Pages are sent to engineers when there is an alert from the system that needs their attention for resolution. There are then two main factors upon which these pages, and therefore alerts, must be based on. We live in a client-server world. Incidents, therefore, can originate in the client or server realms. Consequently, alerting is built upon a “client” perspective or “server” perspective.
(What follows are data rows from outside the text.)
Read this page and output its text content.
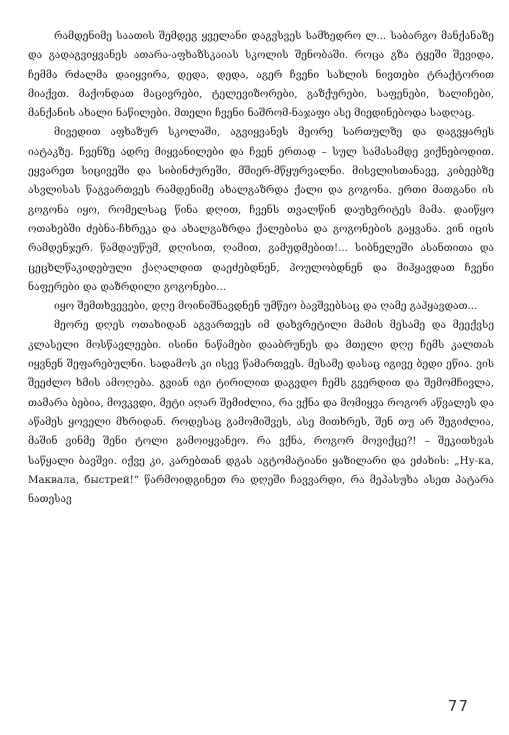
რამდენიმე საათის შემდეგ ყველანი დაგვსვეს სამხედრო ლ... საბარგო მანქანაზე და გადაგვიყვანეს ათარა-აფხაზსკაიას სკოლის შენობაში. როცა გზა ტყეში შევიდა, ჩემმა რძალმა დაიყვირა, დედა, დედა, აგერ ჩვენი სახლის ნივთები ტრაქტორით მიაქვთ. მაქონდათ მაცივრები, ტელევიზორები, გაზქურები, საფენები, ხალიჩები, მანქანის ახალი ნაწილები. მთელი ჩვენი ნაშრომ-ნაჯაფი ასე მიედინებოდა სადღაც.

მივედით აფხაზურ სკოლაში, აგვიყვანეს მეორე სართულზე და დაგვყარეს იატაკზე. ჩვენზე ადრე მიყვანილები და ჩვენ ერთად – სულ სამასამდე ვიქნებოდით. ეყვარეთ სიცივეში და სიბინძურეში, მშიერ-მწყურვალნი. მისვლისთანავე, კიბეებზე ასვლისას წაგვართვეს რამდენიმე ახალგაზრდა ქალი და გოგონა. ერთი მათგანი ის გოგონა იყო, რომელსაც წინა დღით, ჩვენს თვალწინ დაუხვრიტეს მამა. დაიწყო ოთახებში ძებნა-ჩხრეკა და ახალგაზრდა ქალებისა და გოგონების გაყვანა. ვინ იცის რამდენჯერ. წამდაუწუმ, დღისით, ღამით, გამუდმებით!... სიბნელეში ასანთითა და ცეცხლწაკიდებული ქაღალდით დაეძებდნენ, პოულობდნენ და მიჰყავდათ ჩვენი ნაფერები და დაზრდილი გოგონები...

იყო შემთხვევები, დღე მოინიშნავდნენ უმწეო ბავშვებსაც და ღამე გაჰყავდათ...

მეორე დღეს ოთახიდან აგვართვეს იმ დახვრეტილი მამის მესამე და მეექვსე კლასელი მოსწავლეები. ისინი ნაწამები დააბრუნეს და მთელი დღე ჩემს კალთას იყვნენ შეფარებულნი. სადამოს კი ისევ წამართვეს. მესამე დასაც იგივე ბედი ეწია. ვის შეეძლო ხმის ამოღება. გვიან იგი ტირილით დაგვდო ჩემს გვერდით და შემომჩივლა, თამარა ბებია, მოვკვდი, მეტი აღარ შემიძლია, რა ვქნა და მომიყვა როგორ აწვალეს და აწამეს ყოველი მხრიდან. როდესაც გამომიშვეს, ასე მითხრეს, შენ თუ არ შეგიძლია, მაშინ ვინმე შენი ტოლი გამოიყვანეო. რა ვქნა, როგორ მოვიქცე?! – შეკითხვას საწყალი ბავშვი. იქვე კი, კარებთან დგას აგტომატიანი ყაზილარი და ეძახის: „Ну-ка, Маквала, быстрей!“ წარმოიდგინეთ რა დღეში ჩავვარდი, რა მეპასუხა ასეთ პატარა ნათესავ

77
The ‘server’ perspective includes all the moving parts that power an application. Infrastructure, app servers, load balancers, the application, and all other elements that are under the direct control/purview of the engineer constitute the ‘server’ perspective. It helps define a bunch of known faults to which engineers can tie in any deficiencies. Here is an example of a Nagios alert configured on a sample Postgresql database:

command[check_zombie_procs]=/usr/local/nagios/libexec/check_procs -w 5 -c 10 -s Z

define service {
    use                     generic-service
    host_name               postgres1
    service_description     Total Processes zombie
    check_command           check_nrpe!check_zombie_procs

This Nagios check finds all zombie processes and alerts engineers when there are too many zombie processes on the system.

While it is good practice to keep the system clean of zombie processes, does this merit an alert? Further, does an engineer have to be paged to take care of these kinds of problems? Are these problems time-sensitive and do they need to be solved in an urgent manner? Let’s answer this after we look at the second perspective.

Server and client perspective alerts are two sides of the same coin.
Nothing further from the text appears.